MSU researchers spread the buzz about bee viruses

August 26, 2016

From: Montana State University

By Marshall Swearingen for the MSU News Service

BOZEMAN — Researchers at Montana State University have published an informational paper in a scholarly journal summarizing what’s known about the role that viruses play in honey bee health.

Co-authored by Michelle Flenniken, assistant professor in the Department of Plant Sciences and Plant Pathology in MSU’s College of Agriculture, and two MSU graduate students, the article, “The buzz about honey bee viruses,” was published Aug. 18 in the journal PLoS Pathogens, which publishes “outstanding original research and commentary that significantly advances the understanding of pathogens and how they interact with their host organisms,” according to the journal website.

The article’s release came two days ahead of National Honey Bee Day, which was declared in 2010 by U.S. Secretary of Agriculture Tom Vilsack to further awareness of the important role that honey bees play in the food system and the threats the pollinators face, including from pathogens such as the viruses studied by the Flenniken lab.

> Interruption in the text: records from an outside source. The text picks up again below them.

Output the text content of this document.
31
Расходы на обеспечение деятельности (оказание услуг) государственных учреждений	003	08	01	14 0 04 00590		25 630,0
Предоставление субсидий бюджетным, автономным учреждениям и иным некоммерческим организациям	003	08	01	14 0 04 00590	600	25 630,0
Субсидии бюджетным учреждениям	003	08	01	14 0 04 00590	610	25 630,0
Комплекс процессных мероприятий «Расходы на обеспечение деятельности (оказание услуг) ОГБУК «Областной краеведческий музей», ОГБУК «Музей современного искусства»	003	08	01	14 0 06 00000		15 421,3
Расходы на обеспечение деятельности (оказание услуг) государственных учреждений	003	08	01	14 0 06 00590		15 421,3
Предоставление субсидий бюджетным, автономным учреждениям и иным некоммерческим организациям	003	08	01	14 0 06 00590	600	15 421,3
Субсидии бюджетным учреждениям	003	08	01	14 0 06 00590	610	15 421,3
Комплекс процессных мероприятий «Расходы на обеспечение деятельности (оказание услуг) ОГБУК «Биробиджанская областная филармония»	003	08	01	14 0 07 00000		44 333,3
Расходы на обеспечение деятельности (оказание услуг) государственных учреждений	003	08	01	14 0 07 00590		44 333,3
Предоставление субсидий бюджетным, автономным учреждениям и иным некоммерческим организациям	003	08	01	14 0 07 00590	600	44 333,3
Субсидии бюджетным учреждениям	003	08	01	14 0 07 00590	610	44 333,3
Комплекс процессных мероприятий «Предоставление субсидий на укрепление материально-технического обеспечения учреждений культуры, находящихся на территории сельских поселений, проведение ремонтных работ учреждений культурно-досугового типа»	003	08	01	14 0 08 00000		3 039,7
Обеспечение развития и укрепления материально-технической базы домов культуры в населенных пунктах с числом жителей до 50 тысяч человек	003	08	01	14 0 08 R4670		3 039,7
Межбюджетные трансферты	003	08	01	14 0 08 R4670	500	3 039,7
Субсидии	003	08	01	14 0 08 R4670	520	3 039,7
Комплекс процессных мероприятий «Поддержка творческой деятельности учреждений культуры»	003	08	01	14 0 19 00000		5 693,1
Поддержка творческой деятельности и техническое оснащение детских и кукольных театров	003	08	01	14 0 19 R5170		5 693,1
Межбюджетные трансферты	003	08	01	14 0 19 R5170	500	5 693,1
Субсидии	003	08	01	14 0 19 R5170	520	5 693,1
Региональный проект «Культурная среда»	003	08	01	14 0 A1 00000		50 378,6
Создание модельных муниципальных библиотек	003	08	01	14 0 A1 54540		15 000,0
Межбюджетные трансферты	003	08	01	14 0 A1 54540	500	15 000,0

“This is an exciting time in honey bee virology,” the authors write in the paper, adding that the study of bee viruses is “a rapidly growing field currently in its infancy.”

More than a dozen viruses circulate within and between honey bee colonies. Several viruses can be transmitted among multiple bee species, including bumble bees, and some viruses are carried by parasitic mites, for example, Varroa destructor.